Saturday, June 21, 2008

XI

I walked into Mexicali Brewz late last night, and was immediately accosted by two really faded dudes as I tried to find even the slightest hole to get a beer. They kept telling me my fedora was awesome and then started yelling, "BOUNCING SOULS? BOUNCING SOULS?" I responded "Yeah man, How I Spent My Summer Vacation" is a great record, to which they reacted by yelling "Yea bro" over and over. A couple minutes later the long-hair was walking around and the bartender kicked him out, presumably for being an excited lil' boy. He walked out, dejected, only to come back a few minutes later. As he opened the door though, the bartender stood in wait, and began throwing coasters at him until he left. One of the better bouncings I've seen for sure.

Stay tuned for my new book, "Adventures of a Fancy Gentleman", dropping in the fall.



The Bouncing Souls - How I Spent My Summer Vacation

Saturday, June 14, 2008

X

I'm in the middle of about a three week bender and I hope everyone is having as much as I am, though it would be nice to go to sleep before the sun wakes up.

I love horror movies. Can't get enough. I wouldn't even really say they scare me for the most part, but that's not even the reason I watch them. I watch because I'm obsessed with the different devices and methods that a filmmaker will use to get scares. A perfect example is the climax in Halloween, when Laurie Strode, played by that tranny Jamie Lee Curtis, kneels at the frame of the door which opens into the room where she's just killed her masked assailant, Michael Myers. Before she can catch her breath, he sits straight back up. If you try and tell me that isn't one of the scariest scenes in movie history, you're a dope.
Again though, it's not actually frightening, it's more of a "cool" scary. I have a smile on my face the whole time. I like scenes that make me yell "Fuck, that ruled." Unfortunately the american horror movie has become an endless string of bad remakes, in which they take movies from Japan and Korea and strip them of all beauty and artistic sense, the very things that make them scary, and replace it with cheap thrills, jump scenes, and happy endings.
I went to see "The Strangers" the other night, and all I can say is fuuuck, that ruled. The movie was exactly how it should have been. It's been getting terrible reviews, and the people I went with hated it, but I will not be swayed. If you saw "Funny Games", you'd probably recognize The Strangers as a less lyrical, worse acted version of that, and I mean that in the best way possible. I'm not gonna give it away, but the ending is perfect.

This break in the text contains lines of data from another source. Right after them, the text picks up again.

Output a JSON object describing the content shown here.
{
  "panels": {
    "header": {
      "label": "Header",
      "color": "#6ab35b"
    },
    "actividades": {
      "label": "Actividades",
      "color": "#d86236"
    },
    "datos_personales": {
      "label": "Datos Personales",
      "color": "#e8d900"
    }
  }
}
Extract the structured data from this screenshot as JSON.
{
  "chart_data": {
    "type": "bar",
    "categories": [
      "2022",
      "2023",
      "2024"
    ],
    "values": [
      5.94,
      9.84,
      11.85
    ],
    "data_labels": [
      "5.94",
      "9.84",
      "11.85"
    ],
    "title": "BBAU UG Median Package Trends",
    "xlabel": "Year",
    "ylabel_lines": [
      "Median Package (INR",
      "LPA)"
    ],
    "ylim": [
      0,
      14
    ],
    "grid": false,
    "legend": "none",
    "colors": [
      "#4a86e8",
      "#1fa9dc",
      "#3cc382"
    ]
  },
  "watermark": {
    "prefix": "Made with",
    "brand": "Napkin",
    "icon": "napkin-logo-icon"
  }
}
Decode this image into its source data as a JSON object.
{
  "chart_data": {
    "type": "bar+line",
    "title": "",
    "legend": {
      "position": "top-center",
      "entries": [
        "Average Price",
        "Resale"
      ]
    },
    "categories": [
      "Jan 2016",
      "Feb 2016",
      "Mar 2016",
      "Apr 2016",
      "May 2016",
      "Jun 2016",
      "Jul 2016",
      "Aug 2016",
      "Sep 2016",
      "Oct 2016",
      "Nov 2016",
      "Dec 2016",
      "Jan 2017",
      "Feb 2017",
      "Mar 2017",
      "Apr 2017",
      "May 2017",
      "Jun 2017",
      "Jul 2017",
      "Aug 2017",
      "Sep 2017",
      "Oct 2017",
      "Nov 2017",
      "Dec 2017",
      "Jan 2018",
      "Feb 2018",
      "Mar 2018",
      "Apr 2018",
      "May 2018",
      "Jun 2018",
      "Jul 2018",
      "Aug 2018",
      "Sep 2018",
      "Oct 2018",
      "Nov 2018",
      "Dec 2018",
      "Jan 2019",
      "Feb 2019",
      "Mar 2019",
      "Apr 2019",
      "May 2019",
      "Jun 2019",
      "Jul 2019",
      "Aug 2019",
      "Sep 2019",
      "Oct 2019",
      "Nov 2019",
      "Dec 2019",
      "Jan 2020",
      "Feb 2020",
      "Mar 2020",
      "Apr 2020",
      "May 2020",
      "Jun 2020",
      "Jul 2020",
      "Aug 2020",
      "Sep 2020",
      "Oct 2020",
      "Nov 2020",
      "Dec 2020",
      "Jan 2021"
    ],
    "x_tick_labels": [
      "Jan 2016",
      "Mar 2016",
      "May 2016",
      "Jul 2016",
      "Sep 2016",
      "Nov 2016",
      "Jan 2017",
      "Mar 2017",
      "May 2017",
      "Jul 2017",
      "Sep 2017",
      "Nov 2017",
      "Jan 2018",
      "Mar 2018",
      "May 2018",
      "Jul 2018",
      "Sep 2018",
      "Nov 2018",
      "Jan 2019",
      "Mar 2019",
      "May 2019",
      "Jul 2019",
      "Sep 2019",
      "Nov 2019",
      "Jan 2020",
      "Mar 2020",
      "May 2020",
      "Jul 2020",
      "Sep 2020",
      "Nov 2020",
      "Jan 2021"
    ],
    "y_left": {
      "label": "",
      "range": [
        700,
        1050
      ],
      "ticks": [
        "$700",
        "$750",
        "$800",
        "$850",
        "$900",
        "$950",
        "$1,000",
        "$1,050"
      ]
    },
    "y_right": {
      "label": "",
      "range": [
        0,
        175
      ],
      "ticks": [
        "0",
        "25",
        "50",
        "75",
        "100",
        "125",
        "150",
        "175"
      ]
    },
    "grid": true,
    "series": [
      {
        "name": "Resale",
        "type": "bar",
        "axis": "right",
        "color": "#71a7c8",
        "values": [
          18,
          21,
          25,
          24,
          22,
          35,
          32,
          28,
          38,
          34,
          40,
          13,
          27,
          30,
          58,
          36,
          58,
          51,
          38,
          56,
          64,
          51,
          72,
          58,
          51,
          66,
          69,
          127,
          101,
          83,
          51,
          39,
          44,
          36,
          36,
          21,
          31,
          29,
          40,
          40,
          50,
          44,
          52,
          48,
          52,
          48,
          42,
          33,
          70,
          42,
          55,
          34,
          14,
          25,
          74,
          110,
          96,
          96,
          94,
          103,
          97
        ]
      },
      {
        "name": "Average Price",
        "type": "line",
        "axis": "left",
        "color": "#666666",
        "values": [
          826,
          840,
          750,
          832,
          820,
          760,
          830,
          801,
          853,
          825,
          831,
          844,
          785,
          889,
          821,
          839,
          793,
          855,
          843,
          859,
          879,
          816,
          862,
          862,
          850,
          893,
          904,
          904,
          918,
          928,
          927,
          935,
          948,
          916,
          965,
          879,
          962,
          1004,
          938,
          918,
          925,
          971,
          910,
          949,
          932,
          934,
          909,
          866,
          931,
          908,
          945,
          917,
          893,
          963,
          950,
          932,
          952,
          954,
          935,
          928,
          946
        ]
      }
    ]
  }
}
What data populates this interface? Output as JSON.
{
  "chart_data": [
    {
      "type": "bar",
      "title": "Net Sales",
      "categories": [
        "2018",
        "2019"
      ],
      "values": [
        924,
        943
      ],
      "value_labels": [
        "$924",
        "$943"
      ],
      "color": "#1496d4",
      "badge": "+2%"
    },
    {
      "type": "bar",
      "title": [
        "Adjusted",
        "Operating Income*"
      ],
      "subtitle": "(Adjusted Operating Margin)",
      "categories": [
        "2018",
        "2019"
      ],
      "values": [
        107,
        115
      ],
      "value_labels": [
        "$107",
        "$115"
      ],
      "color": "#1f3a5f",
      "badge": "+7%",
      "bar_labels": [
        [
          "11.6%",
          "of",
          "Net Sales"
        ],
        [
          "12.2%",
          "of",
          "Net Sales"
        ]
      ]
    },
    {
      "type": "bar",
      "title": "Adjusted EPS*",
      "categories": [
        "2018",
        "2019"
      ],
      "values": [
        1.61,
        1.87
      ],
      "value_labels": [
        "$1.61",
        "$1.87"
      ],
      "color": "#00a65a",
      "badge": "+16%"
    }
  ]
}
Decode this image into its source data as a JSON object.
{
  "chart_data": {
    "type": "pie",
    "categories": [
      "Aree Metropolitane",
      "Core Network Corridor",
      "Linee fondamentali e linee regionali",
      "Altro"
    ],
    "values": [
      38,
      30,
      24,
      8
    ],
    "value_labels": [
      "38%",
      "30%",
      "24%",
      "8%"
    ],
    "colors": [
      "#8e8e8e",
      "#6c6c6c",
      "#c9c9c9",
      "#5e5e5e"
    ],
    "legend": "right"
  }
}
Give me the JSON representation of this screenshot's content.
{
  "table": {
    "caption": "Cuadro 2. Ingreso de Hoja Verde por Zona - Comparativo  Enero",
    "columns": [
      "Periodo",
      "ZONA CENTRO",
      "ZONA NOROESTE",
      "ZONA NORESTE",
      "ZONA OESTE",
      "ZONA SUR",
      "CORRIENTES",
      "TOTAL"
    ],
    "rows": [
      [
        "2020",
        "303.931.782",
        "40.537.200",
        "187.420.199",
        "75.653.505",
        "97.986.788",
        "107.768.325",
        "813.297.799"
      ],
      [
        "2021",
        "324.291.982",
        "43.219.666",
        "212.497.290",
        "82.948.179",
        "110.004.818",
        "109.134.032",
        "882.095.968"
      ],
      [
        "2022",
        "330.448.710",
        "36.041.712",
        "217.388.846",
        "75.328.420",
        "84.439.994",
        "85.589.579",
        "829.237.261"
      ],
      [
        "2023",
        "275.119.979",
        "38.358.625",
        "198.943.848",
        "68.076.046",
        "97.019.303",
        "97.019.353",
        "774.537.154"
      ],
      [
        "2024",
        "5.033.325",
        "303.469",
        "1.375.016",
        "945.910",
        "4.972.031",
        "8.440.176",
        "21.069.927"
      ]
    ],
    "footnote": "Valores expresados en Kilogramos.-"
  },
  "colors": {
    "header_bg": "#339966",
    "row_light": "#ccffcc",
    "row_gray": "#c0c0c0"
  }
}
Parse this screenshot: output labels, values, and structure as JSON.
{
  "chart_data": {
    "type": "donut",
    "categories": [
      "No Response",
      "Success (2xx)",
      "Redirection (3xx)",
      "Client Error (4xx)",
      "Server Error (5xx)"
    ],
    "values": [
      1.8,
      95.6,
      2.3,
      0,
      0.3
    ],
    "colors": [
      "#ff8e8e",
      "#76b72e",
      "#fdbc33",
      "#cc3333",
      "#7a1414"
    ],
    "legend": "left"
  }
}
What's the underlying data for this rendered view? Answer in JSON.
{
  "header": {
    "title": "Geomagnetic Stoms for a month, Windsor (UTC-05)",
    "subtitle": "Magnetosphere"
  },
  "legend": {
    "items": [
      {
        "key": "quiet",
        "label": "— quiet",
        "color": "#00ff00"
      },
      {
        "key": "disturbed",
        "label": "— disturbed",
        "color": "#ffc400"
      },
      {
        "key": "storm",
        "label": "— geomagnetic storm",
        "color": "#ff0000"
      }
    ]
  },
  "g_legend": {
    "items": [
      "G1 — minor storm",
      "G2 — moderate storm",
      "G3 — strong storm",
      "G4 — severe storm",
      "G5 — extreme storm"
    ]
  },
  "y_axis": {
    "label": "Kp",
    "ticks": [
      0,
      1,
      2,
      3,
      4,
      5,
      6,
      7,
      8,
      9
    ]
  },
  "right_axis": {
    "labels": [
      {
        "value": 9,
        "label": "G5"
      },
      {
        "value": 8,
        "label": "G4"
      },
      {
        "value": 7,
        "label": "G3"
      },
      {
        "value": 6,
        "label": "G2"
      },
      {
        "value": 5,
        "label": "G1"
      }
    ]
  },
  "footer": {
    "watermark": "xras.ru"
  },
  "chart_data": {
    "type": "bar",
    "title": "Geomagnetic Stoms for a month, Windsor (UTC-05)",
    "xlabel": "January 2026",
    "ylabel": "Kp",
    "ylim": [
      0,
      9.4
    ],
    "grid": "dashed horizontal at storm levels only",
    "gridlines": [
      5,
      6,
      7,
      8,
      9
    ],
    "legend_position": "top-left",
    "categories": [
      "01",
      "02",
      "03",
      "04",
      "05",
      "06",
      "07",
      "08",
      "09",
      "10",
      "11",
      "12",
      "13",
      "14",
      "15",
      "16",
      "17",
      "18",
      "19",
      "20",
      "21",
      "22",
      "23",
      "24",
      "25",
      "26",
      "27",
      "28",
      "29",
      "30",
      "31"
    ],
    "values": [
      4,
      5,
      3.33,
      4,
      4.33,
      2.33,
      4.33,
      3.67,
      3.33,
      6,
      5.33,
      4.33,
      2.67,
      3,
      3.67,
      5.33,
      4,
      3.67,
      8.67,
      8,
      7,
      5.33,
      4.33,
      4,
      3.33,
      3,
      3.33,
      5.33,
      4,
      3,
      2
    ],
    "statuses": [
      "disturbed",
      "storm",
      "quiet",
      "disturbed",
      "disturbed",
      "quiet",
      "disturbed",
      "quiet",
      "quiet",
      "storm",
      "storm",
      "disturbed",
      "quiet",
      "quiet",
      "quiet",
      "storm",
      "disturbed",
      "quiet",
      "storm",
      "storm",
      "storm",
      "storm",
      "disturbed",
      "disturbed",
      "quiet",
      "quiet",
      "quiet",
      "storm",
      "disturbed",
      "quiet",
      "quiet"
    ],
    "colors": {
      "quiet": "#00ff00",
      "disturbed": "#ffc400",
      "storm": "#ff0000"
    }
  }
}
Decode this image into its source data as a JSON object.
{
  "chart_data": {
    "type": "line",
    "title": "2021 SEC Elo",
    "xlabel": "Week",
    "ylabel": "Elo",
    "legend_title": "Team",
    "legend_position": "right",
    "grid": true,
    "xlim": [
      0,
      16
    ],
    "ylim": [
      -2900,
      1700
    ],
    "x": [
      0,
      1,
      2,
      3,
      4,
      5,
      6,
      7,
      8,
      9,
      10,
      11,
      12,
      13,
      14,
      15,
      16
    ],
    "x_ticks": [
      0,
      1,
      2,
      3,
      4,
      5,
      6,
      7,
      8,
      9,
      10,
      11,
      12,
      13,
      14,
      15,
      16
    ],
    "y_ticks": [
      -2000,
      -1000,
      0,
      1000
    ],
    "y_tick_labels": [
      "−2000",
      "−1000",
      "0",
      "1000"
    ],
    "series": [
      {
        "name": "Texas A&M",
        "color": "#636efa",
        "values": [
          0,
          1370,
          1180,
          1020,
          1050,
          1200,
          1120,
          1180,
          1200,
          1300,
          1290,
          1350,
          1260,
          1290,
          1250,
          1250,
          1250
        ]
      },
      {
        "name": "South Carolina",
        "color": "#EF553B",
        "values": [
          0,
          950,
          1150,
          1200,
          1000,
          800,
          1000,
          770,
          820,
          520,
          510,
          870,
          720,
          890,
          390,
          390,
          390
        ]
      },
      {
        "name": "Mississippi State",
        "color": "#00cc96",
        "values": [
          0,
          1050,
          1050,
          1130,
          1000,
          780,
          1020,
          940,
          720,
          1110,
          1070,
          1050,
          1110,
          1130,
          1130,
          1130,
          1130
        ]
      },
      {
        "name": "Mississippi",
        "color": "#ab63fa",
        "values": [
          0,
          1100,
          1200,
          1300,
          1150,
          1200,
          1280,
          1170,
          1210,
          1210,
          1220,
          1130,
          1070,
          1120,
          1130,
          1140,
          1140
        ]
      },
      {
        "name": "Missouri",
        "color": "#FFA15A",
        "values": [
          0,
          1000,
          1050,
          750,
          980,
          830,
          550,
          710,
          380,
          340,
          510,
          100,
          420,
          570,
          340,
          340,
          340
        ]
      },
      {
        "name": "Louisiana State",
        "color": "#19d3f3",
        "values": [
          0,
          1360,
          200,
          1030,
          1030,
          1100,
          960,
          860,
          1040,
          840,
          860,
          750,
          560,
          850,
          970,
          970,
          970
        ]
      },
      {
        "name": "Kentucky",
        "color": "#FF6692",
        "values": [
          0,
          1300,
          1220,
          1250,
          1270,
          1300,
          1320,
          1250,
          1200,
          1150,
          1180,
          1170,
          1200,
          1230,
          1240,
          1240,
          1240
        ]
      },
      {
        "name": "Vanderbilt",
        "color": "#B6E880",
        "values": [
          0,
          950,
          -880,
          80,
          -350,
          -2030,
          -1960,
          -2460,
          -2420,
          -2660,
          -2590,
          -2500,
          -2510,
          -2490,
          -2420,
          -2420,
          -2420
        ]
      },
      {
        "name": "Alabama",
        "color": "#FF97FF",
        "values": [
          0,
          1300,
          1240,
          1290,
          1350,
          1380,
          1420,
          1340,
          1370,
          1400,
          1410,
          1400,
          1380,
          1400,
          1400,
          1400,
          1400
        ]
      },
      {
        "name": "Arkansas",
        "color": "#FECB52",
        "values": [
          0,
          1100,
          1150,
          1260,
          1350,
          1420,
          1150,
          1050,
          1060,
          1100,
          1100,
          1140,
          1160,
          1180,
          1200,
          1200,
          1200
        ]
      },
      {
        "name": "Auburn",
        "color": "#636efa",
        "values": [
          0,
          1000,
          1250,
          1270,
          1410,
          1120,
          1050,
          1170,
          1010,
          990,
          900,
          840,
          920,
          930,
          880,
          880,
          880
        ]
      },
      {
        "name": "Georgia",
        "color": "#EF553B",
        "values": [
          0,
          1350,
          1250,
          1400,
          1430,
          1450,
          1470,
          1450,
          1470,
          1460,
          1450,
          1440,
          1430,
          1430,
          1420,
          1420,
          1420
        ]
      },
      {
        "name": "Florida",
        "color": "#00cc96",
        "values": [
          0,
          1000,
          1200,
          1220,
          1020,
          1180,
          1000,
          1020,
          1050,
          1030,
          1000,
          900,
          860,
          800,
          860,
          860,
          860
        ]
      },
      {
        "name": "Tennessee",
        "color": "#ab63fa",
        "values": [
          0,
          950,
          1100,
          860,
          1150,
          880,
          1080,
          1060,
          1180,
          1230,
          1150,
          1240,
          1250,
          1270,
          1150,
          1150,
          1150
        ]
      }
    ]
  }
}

All the music in the movie is played through the turntable in the house, one of those aforementioned cool devices I hold so dear. The soundtrack has a couple great songs: Richard Bruckner's "Ariel Ramirez", the Woody Guthrie written, Billy Bragg and Wilco performed "At My Window Sad and Lonely", and "The Sprout and the Bean", from the Joanna Newsom album "The Milk-Eyed Mender".



Joanna Newsom - "The Milk-Eyed Mender" (2004)

Monday, June 9, 2008

IX


A few summers ago, my friend Ryan and I drove the 40 mins down to Westfield, where I had lived and worked for a little while before an epic crash in which I was fired for drinking at work, and then spent the next few months unemployed and a recluse, only leaving my room to go to the liquor store. We were going to visit my friend with whom I had worked and kept in contact with. I think we met her at some awful cafe where a lot of kids probably pumping Norma Jean through their ill-fitting, terrible sound quality earbuds hung out. A forgettable experience to say the least. Afterwards we grabbed a couple six packs with my fake ID which I still had at the time, and went up to a golf course to put em down. It was perfect drinking weather. I hadn't started smoking yet, but it was the kind of weather when cigarettes taste the best. That summer I had three albums in heavy rotation: the first two Hold Steady records and "Grace". The warm tone and almost distant sound fits in well with the summer. One of my favorite things about music is the way it just naturally becomes a soundtrack for certain times or activities, though I'm not sure if it's due to the sound or to the listener.



Jeff Buckley - "Grace" (1994)

Friday, June 6, 2008

VIII

I've been making a lot of mixtapes for myself lately because it's a good way to kill 15 minutes, and I have a hard time figuring out what I want to listen to in the car. Usually it's either O and A replays, or my iPod on shuffle. Mixes save me a step and require one or two less synapses to fire. They have no real theme, aside from being songs I'm into lately, which is a departure from the things I would do as the annoying, whiny, sappy pile of yuck that I was as a teenager, when every one seemed to have some sort of "love song" theme in one way or another. Thankfully as I've grown older I've devoted my energy to better, more mature things, like being devoid of almost all emotion, and staring through most people at the wall behind them when they talk to me as I think about how much better it would be if I was petting large jungle animals in Thailand. One glaring omission though, from the love song mixtapes of yore, was the lead off track to Sabbath's "Master of Reality".

"Sweet Leaf": Great love song, or greatest love song?